According to UNICEF, one woman and six newborns die every two hours from complications during pregnancy or childbirth. The years of intense fighting in the country have contributed to limited access to crucial healthcare, with only three out of 10 births taking place in regular health facilities.
The results are part of a series compiled by the agency, Childbirth and parenting in a war zone, released this week.
Addressing the grim statistics, UNICEF Executive Director Henrietta Fore said that “bringing life into the world in Yemen, can all too often turn into a tragedy for entire families”.
Yemen was already the poorest country in the Middle East and one of the world’s most impoverished even before the war between the Saudi-led Government coalition and Houthi rebels, escalated early in 2015. The maternal mortality rate has risen sharply since then, from five maternal deaths a day in 2013, to 12 a day last year.
“Decades of underdevelopment and years of intense fighting have left essential public services, including crucial healthcare for mothers and babies, on the brink of total collapse”, Ms. Fore added.
With mothers and babies amongst the most highly vulnerable in Yemen, one in 37 new-born babies die in the first month of life and one out of every 260 women dies in pregnancy or childbirth, according to a UNICEF press release issued on Friday.
Recalling that access to quality ante- and post-natal health services is key to newborn and maternal survival, the agency warned that only 51 per cent of all health facilities are fully functional, and even these face severe shortages in medicines, equipment, and staff, putting lives at risk.

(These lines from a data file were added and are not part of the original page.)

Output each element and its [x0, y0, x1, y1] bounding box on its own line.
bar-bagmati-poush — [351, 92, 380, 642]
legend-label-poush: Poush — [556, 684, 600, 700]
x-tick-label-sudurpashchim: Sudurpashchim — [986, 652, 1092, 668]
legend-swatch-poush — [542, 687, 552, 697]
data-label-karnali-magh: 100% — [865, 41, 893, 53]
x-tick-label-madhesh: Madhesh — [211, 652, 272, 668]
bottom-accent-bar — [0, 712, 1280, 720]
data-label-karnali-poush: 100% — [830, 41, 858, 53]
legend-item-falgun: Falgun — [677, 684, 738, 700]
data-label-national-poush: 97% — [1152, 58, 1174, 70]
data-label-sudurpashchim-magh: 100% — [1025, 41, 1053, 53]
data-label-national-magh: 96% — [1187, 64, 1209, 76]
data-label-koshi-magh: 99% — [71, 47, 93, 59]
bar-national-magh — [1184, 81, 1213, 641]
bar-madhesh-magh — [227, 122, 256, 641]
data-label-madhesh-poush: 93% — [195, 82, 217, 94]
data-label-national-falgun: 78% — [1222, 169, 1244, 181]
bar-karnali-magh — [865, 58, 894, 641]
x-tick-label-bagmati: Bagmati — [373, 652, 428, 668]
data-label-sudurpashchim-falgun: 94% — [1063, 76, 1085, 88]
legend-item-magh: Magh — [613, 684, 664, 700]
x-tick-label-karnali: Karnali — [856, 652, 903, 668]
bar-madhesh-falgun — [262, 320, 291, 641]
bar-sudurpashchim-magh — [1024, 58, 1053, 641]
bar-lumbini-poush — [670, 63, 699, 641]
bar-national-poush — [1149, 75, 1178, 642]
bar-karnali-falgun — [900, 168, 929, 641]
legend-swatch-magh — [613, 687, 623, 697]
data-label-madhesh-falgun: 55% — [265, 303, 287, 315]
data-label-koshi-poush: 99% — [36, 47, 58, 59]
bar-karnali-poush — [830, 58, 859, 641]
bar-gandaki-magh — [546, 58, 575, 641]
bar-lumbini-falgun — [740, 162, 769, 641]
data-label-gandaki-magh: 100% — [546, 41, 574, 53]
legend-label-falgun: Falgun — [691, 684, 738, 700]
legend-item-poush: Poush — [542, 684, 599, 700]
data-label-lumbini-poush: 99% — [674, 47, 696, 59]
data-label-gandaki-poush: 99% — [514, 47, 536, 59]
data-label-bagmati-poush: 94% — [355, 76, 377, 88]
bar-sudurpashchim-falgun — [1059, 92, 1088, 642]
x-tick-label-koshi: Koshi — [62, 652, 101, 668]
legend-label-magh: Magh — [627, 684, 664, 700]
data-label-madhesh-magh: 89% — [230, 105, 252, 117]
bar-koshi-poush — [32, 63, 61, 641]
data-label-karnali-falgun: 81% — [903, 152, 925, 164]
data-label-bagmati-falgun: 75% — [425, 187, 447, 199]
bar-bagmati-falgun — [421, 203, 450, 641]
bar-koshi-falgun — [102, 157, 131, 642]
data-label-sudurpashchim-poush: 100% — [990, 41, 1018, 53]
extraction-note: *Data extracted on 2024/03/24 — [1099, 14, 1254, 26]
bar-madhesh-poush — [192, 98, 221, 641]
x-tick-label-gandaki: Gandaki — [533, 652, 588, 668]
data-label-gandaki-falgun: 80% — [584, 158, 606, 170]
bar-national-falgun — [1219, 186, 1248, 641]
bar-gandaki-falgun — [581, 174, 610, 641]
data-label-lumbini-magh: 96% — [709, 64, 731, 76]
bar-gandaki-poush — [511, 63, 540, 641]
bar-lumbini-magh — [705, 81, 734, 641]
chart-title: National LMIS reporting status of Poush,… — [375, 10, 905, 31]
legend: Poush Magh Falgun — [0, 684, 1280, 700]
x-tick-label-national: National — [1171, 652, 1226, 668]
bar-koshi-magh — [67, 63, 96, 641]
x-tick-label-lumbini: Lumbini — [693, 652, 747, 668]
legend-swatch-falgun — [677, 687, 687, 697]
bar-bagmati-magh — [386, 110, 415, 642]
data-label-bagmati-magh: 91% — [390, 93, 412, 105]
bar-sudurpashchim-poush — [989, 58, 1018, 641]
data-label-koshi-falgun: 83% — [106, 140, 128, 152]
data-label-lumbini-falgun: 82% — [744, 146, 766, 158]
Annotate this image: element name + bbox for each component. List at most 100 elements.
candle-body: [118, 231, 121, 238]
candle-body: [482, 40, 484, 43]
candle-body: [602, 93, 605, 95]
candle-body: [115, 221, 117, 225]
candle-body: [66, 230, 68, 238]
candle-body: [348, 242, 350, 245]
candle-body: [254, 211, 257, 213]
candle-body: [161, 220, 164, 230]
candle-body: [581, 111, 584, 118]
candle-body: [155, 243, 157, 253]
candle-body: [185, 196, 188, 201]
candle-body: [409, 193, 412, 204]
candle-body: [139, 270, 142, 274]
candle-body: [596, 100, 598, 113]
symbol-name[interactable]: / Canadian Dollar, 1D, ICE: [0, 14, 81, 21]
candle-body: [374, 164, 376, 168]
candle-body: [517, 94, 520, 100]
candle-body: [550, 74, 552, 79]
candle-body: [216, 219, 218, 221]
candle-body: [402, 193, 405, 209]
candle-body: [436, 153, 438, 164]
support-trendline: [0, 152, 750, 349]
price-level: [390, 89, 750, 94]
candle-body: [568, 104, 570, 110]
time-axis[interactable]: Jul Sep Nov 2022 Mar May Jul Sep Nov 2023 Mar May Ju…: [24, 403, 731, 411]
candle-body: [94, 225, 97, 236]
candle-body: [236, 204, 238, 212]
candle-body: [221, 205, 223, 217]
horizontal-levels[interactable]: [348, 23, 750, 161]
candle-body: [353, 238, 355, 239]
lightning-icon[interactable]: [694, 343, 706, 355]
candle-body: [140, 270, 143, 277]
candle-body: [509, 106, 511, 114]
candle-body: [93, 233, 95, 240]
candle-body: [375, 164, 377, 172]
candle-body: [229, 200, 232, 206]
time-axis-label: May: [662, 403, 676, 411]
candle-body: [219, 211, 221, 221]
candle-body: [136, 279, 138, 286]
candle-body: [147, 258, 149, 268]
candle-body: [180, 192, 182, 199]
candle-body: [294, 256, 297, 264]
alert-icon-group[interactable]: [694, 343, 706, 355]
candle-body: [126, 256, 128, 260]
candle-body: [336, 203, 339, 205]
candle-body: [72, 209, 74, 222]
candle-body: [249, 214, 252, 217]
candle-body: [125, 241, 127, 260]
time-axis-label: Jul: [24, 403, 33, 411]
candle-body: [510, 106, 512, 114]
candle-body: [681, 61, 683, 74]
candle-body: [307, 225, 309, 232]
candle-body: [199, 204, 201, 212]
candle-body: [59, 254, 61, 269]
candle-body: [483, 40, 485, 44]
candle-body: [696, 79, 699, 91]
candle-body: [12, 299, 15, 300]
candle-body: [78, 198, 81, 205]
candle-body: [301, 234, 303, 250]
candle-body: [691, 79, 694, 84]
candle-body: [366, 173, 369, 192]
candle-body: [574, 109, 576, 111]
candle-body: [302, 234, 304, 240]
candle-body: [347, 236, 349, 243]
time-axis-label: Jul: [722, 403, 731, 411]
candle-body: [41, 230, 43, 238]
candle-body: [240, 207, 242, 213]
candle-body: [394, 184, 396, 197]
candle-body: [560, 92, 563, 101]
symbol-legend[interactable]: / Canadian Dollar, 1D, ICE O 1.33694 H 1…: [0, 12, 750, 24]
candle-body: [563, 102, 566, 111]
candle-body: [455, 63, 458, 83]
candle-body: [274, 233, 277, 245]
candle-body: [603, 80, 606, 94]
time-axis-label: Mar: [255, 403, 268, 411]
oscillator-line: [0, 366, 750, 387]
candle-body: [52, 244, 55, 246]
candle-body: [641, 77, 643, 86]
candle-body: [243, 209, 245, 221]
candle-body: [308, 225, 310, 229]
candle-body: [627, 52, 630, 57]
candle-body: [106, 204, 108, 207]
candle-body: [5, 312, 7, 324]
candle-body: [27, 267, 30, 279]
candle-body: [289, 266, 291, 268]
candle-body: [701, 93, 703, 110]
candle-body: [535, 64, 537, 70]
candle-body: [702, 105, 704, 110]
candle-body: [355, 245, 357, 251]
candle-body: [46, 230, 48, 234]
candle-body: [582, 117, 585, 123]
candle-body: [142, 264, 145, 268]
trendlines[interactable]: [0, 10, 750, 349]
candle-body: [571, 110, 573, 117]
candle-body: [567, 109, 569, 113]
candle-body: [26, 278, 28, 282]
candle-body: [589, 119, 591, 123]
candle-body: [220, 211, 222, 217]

Home births on the rise as services collapse
According to accounts by women interviewed in an ongoing qualitative study on health services in Sana’a, Taiz and Aden, home births are also on the rise. Women reported that because families are getting poorer by the day, an increasing number of women are opting to have their babies at home, and only seek medical care if they experience complications.
In a country profoundly affected by humanitarian crisis, delivery of routine primary healthcare services has also been overshadowed by the urgency of responding to the cholera epidemic and the chronic starvation threat, leaving pregnant women and newborns with limited access to a broader range of maternal and child health services.
“Antenatal care and skilled health attendance at delivery are essential to the survival of both mothers and babies,” Ms. Fore added. “As the world marks the 30th anniversary of the Convention on the Rights of the Child, we renew our call for all children – in Yemen and elsewhere – to enjoy their full rights to health, education, protection and peace.”
The agency is calling on all parties to the conflict and the international community to focus resources on the poor, marginalized and internally displaced communities and to protect the health care system in the country, with specific attention to primary healthcare.